In hoger beroep geldboete geëist tegen bedrijf uit Sterksel wegens fataal bedrijfsongeval

De advocaat-generaal (OM) in Den Bosch heeft een geldboete van € 150.000 waarvan € 50.000 voorwaardelijk geëist tegen een bedrijf uit Sterksel wegens schuld aan een bedrijfsongeval op 4 oktober 2010 waarbij drie werknemers om het leven kwamen.

De drie werknemers kwamen in een container terecht, die onderdeel was van een waterzuiveringsinstallatie. Wat de precieze aanleiding was dat de eerste werknemer in de container terecht is gekomen, is onbekend gebleven. De andere twee werknemers hebben vervolgens een reddingspoging ondernomen om de eerste werknemer uit de container te halen. Deze reddingspoging faalde en alle drie werknemers kwamen om het leven als gevolg van zwavelwaterstofgasvergiftiging (H2S).

Het bedrijf is onder meer vervolgd voor dood door schuld. Het wordt de vennootschap verweten dat zij haar werknemers aanmerkelijk onvoorzichtig werkzaamheden heeft laten verrichten ten gevolge waarvan deze werknemers zijn komen te overlijden. Hiervoor is ook voldoende bewijs, zo stelde de advocaat-generaal. “De veiligheid binnen het bedrijf schoot ernstig tekort. Het bedrijf had geen onderzoek gedaan en geen risico- en gevareninventarisatie gedaan voor de opgerichte en in werking zijnde afvalwaterzuiveringsinstallatie. Er was geen nood- of calamiteitenplan voor de installatie en er werden geen metingen verricht of veiligheidsmaatregelen genomen. Het bedrijf heeft daarmee schuld aan de dood van drie van haar werknemers.”

Een straf in de vorm van een geldboete is hier op zijn plaats “al kan geen enkele straf recht doen aan het zeer ernstige gevolg, de dood van drie mensen.”, zo betoogde de advocaat-generaal. “Een ongeval dat zeker niet gewild is door het bedrijf, maar dat wel voorkomen had kunnen worden.
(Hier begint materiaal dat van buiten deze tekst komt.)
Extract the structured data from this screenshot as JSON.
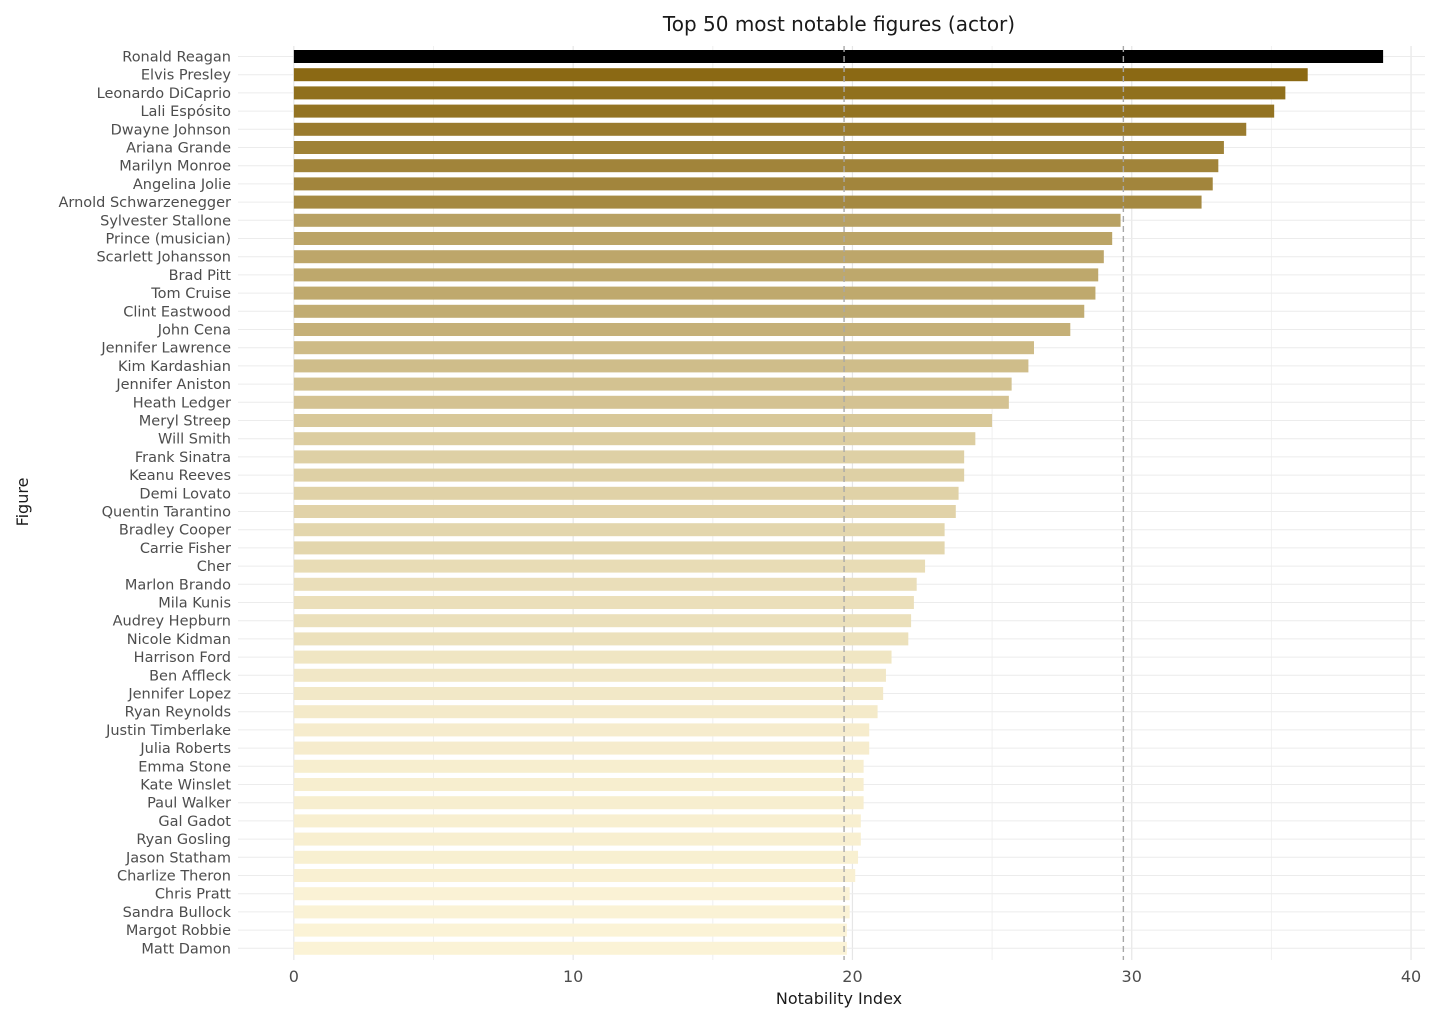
{
  "chart_data": {
    "type": "bar",
    "orientation": "horizontal",
    "title": "Top 50 most notable figures (actor)",
    "xlabel": "Notability Index",
    "ylabel": "Figure",
    "xlim": [
      -2,
      40.5
    ],
    "xticks": [
      0,
      10,
      20,
      30,
      40
    ],
    "grid": true,
    "reference_lines": [
      19.7,
      29.7
    ],
    "color_scale": {
      "high": "#8B6914",
      "low": "#FBF3D6",
      "top_bar": "#000000"
    },
    "categories": [
      "Ronald Reagan",
      "Elvis Presley",
      "Leonardo DiCaprio",
      "Lali Espósito",
      "Dwayne Johnson",
      "Ariana Grande",
      "Marilyn Monroe",
      "Angelina Jolie",
      "Arnold Schwarzenegger",
      "Sylvester Stallone",
      "Prince (musician)",
      "Scarlett Johansson",
      "Brad Pitt",
      "Tom Cruise",
      "Clint Eastwood",
      "John Cena",
      "Jennifer Lawrence",
      "Kim Kardashian",
      "Jennifer Aniston",
      "Heath Ledger",
      "Meryl Streep",
      "Will Smith",
      "Frank Sinatra",
      "Keanu Reeves",
      "Demi Lovato",
      "Quentin Tarantino",
      "Bradley Cooper",
      "Carrie Fisher",
      "Cher",
      "Marlon Brando",
      "Mila Kunis",
      "Audrey Hepburn",
      "Nicole Kidman",
      "Harrison Ford",
      "Ben Affleck",
      "Jennifer Lopez",
      "Ryan Reynolds",
      "Justin Timberlake",
      "Julia Roberts",
      "Emma Stone",
      "Kate Winslet",
      "Paul Walker",
      "Gal Gadot",
      "Ryan Gosling",
      "Jason Statham",
      "Charlize Theron",
      "Chris Pratt",
      "Sandra Bullock",
      "Margot Robbie",
      "Matt Damon"
    ],
    "values": [
      39.0,
      36.3,
      35.5,
      35.1,
      34.1,
      33.3,
      33.1,
      32.9,
      32.5,
      29.6,
      29.3,
      29.0,
      28.8,
      28.7,
      28.3,
      27.8,
      26.5,
      26.3,
      25.7,
      25.6,
      25.0,
      24.4,
      24.0,
      24.0,
      23.8,
      23.7,
      23.3,
      23.3,
      22.6,
      22.3,
      22.2,
      22.1,
      22.0,
      21.4,
      21.2,
      21.1,
      20.9,
      20.6,
      20.6,
      20.4,
      20.4,
      20.4,
      20.3,
      20.3,
      20.2,
      20.1,
      19.9,
      19.9,
      19.8,
      19.8
    ]
  }
}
Door van meet af aan, zo nodig door het inhuren van deskundigen, alle risico’s en gevaren te inventariseren en daarop te handelen door alle mogelijke veiligheidsmaatregelen te nemen.” Het voorwaardelijk deel van de geldboete moet dienen als “waarschuwing voor de toekomst en voor de veiligheid van de werknemers.”

De rechtbank veroordeelde het bedrijf eerder tot dezelfde geldboete en de voorwaardelijke stillegging van het bedrijf voor drie maanden. Het bedrijf ging in hoger beroep.

In hoger beroep is geen voorwaardelijke stillegging gevorderd gelet op het tijdsverloop en de rechtsopvolging door een andere BV.

Uitspraak (naar verwachting) over twee weken.